Prof. Diabo
Já o padre António Vieira dizia, no «Sermão dos Cativos», que até com o Diabo se tem de aprender. Lembro isto a propósito da crónica de Vasco Graça Moura no Diário de Notícias (11.1.2006), absolutamente virulenta, ácida, desproporcionada — mas dada numa escrita muito vernácula, sobrecarregada, retorcida — contra Mário Soares. Tudo sem nunca o nomear. A verdade é que, sendo VGM um grande escritor, por vezes um autêntico prestidigitador verbal, também desliza para as inépcias, pois escreve várias vezes, ou não fosse o título «A má disposição», «mal disposto». «Ele acordou muito mal disposto», escreve. Erro o dele: a começar pelo Vocabulário de Rebelo Gonçalves, todos os dicionários registam «maldisposto», que é o particípio passado do verbo maldispor.

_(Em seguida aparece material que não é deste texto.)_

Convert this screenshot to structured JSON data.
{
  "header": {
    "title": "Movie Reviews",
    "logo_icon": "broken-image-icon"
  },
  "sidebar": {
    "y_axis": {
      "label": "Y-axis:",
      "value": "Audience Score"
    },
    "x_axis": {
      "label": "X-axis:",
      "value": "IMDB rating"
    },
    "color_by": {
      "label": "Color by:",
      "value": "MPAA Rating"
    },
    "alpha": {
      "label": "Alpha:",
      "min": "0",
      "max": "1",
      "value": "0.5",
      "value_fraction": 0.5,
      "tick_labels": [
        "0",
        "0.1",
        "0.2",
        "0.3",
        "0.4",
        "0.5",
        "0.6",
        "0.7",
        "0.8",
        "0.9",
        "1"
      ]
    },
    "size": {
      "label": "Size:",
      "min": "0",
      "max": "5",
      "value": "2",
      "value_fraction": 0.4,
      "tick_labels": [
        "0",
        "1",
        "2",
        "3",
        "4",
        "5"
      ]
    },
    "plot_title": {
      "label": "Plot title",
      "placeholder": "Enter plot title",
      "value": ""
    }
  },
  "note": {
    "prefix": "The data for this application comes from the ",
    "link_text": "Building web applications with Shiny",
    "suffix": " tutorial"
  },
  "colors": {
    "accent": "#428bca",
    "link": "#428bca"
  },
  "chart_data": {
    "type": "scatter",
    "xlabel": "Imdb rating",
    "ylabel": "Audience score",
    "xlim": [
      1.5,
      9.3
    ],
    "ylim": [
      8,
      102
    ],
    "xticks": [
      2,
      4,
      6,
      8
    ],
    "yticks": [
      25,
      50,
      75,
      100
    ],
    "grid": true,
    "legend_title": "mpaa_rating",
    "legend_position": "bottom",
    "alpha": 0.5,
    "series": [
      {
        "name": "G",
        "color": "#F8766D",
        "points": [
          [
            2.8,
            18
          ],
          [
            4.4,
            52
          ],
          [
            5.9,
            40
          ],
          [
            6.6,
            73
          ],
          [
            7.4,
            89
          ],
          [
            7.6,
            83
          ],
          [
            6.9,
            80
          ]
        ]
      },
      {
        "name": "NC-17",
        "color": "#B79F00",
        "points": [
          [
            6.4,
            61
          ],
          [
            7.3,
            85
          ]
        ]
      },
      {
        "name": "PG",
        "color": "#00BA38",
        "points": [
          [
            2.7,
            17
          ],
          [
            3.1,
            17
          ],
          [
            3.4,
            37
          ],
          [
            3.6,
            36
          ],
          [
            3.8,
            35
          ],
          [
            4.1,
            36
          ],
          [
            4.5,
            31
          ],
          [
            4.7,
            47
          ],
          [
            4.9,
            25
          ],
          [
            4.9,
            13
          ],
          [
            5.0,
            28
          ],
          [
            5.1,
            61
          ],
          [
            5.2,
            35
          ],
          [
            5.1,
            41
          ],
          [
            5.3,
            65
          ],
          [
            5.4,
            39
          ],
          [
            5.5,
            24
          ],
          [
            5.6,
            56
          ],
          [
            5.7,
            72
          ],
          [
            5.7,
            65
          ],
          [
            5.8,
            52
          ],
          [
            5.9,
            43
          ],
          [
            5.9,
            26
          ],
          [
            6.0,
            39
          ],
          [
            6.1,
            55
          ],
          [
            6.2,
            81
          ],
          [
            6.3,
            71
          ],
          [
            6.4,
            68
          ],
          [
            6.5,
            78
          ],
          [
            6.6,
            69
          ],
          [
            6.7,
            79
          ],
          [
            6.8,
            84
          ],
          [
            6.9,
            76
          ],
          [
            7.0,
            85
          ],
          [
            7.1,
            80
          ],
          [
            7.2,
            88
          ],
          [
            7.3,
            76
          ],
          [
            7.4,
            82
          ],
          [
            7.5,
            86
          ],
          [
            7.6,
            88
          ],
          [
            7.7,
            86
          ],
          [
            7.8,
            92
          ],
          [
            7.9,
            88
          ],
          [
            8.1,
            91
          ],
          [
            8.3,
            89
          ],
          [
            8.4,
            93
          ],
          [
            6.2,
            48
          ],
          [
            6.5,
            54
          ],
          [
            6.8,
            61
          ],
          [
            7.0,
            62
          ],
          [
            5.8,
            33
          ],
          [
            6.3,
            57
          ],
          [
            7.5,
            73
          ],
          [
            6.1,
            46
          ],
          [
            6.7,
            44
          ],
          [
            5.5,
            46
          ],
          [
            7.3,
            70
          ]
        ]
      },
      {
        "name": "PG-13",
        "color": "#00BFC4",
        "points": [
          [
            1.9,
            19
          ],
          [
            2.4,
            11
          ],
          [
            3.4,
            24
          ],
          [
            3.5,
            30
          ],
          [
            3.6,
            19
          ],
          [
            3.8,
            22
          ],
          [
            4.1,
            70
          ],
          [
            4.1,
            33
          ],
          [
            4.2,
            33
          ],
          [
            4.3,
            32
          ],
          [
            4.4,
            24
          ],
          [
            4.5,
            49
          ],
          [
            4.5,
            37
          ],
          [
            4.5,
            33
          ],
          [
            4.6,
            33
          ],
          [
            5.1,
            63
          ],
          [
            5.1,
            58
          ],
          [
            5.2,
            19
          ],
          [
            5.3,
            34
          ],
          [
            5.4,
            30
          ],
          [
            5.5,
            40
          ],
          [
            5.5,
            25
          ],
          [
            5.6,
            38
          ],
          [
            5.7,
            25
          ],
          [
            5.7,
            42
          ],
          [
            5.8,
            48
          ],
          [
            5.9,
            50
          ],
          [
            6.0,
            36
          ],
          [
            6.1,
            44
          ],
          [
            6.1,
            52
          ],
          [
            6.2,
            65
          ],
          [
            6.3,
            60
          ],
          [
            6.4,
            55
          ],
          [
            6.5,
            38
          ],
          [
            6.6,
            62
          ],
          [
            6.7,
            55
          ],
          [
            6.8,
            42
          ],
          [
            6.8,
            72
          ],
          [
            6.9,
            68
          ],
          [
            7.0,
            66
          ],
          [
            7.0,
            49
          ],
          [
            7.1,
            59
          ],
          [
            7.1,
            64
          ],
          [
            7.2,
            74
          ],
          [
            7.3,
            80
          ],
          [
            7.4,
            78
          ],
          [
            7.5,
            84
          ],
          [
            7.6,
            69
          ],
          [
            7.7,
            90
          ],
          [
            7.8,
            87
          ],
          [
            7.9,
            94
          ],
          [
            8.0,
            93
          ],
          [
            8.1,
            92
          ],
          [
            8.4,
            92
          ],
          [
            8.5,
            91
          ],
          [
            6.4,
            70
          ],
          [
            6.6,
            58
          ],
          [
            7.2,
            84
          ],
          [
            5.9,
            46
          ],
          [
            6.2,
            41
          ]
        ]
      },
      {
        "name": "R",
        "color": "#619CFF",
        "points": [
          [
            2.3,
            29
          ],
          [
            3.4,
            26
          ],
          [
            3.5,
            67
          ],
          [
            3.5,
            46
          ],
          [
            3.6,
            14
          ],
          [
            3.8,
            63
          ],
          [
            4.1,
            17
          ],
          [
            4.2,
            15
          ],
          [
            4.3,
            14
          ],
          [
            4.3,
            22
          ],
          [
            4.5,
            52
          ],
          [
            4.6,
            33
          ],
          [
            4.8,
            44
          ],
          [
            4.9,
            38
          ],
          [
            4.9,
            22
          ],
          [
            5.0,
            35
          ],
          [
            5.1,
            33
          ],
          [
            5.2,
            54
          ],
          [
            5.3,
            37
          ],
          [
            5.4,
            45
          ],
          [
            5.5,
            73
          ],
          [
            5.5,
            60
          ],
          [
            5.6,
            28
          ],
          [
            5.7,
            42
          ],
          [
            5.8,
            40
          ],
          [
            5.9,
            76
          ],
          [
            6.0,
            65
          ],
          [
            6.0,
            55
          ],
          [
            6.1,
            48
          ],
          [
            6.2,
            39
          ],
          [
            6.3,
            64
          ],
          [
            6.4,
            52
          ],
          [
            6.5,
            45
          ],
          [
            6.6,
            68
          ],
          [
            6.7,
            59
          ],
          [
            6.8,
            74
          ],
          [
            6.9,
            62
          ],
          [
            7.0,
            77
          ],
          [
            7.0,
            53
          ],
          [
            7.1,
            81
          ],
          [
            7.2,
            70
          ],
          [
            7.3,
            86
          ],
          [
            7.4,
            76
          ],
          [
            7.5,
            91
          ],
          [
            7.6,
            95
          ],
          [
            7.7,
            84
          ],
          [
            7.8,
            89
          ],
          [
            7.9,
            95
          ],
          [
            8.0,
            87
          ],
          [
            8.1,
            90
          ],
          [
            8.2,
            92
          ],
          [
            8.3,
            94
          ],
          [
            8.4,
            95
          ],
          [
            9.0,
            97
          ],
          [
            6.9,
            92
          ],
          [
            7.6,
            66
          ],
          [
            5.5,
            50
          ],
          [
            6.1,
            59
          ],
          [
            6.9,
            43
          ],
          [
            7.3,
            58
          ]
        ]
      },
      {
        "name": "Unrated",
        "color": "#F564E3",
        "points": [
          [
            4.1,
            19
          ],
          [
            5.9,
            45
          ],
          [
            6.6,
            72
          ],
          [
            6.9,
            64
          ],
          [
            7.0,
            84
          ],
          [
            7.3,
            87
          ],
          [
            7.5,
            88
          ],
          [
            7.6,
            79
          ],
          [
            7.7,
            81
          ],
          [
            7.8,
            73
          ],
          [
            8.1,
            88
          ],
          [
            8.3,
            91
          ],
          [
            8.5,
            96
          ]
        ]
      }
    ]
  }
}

Claro que, nos jornais, os revisores se genuflectem perante o mestre, acatando-lhe mui respeitosamente os sagrados erros. Imbuídos da filosofia de Ortega y Gasset, que definiu o estilo como «la peculiar manera que en cada autor hay de desrealizar las cosas», suspeitam que é ou uma liberdade poética ou uma busca de sentido que lhes escapa inteiramente, escapando à gramática. Ajoujados pelo peso da estarem a rever um texto do génio, nunca suspeitam que o homem não é perfeitamente infalível. Sacrificam a ortografia à humildade, prestando assim um péssimo serviço à língua e aos leitores.